Le mercredi 24 juin 2015 à 09:25 -0700, Matthieu a écrit :
> Thanks.
>
> The current version of the package now estimates models with
> instrumental variables (2SLS), high dimensional fixed effects, and
> white / clustered standard errors. This allows to estimate a large
> part of models used in applied economics research. Moreover, this
> function seems faster than Stata and R corresponding functions
> (respectively areg / lfe), in particular for models with one high
> dimensional fixed effect.
I'm not very familiar with these models, but that looks really nice.
Have you considered using the fit() function with a model type to be
more similar to GLM.jl?
> Two more points make this function differ from the lm function in
> GLM:
>
> 1. The regression result object is very light (basically the initial
> formula, a vector of coefficients, and a covariance matrix).
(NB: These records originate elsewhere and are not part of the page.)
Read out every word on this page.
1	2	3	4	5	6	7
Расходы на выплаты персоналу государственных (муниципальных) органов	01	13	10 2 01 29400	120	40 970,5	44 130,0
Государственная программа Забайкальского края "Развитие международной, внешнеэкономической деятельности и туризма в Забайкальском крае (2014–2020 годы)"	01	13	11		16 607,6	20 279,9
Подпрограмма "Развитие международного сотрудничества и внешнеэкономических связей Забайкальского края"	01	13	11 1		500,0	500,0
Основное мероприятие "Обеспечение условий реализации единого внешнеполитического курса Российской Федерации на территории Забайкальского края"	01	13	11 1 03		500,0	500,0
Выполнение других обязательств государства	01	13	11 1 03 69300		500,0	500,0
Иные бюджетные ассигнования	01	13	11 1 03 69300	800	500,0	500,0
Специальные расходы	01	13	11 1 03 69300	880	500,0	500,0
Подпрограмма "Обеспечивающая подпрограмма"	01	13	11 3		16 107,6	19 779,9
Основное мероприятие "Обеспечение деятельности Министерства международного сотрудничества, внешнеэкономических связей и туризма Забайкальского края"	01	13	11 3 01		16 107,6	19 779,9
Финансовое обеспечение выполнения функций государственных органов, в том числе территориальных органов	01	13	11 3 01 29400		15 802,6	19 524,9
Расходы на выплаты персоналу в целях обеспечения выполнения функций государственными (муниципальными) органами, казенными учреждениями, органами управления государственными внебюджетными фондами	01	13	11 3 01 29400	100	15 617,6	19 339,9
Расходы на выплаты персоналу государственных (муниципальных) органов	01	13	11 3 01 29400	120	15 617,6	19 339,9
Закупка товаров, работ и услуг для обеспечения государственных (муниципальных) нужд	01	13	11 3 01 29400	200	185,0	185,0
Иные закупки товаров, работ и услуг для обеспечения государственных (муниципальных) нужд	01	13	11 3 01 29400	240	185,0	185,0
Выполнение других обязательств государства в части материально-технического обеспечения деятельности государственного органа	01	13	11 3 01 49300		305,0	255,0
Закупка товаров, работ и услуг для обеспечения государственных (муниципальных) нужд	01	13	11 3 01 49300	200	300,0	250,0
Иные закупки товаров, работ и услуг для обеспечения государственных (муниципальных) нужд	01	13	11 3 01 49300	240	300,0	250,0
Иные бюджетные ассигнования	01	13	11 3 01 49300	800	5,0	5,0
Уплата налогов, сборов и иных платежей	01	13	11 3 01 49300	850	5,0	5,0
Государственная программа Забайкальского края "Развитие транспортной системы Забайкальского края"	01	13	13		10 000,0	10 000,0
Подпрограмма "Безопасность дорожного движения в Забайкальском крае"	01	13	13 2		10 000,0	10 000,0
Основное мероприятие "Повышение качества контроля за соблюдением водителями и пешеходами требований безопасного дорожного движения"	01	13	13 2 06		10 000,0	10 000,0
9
In
> contrast, since the output of GLM contains the original dataframe,
> the converted matrix of regressors, the model response etc, the
> output from GLM can actually take much more space than the initial
> DataFrame.
> I have chosen to return a light object because it allows to estimate
> multiple models without requiring more RAM at every step. Methods
> such as predict and residual can be defined as long as the user
> provides a DataFrame
I agree that's likely a good idea. With data sources like databases, it
wouldn't make any sense to try saving all of the data with the model.
We could imagine adding an argument to keep a copy of the data, if it
turns out that's needed.
I think the only case where having the data in the model object is when
calling predict(). Maybe it would be possible to save just the name of
the data frame, and use it if it's in scope?
> 2. The function has an argument that allows to change the way errors
> are computed. In R, correct errors are generally estimated in a
> second step, through a different package like vcov, multiwayvcov.
> This strikes me as inefficient and counterintuitive.
>
> I've defined an abstract type AbstractVcov. Any user can define a new
> type (child of this abstract type), as long as he/she defines a
> method, vcov, that acts on a regressor matrix (X), a hat matrix (X'X
> in the simple case), and a vector of residuals. This seems enough to
> define a wide range of standard errors.
>
> I've only defined 3 types (simple, white, clustered).
> For instance, to estimate a model with white robust standard errors
> reg(formula, df, VceWhite())
>
> To estimate a model with clustered standard errors
> reg(formula, df, VceCluster(:clustervar))
Sounds cool. I had open an issue in GLM.jl about this:
https://github.com/JuliaStats/GLM.jl/issues/42
Do you have any ideas about how to handle bootstrap in the same
framework?
Regards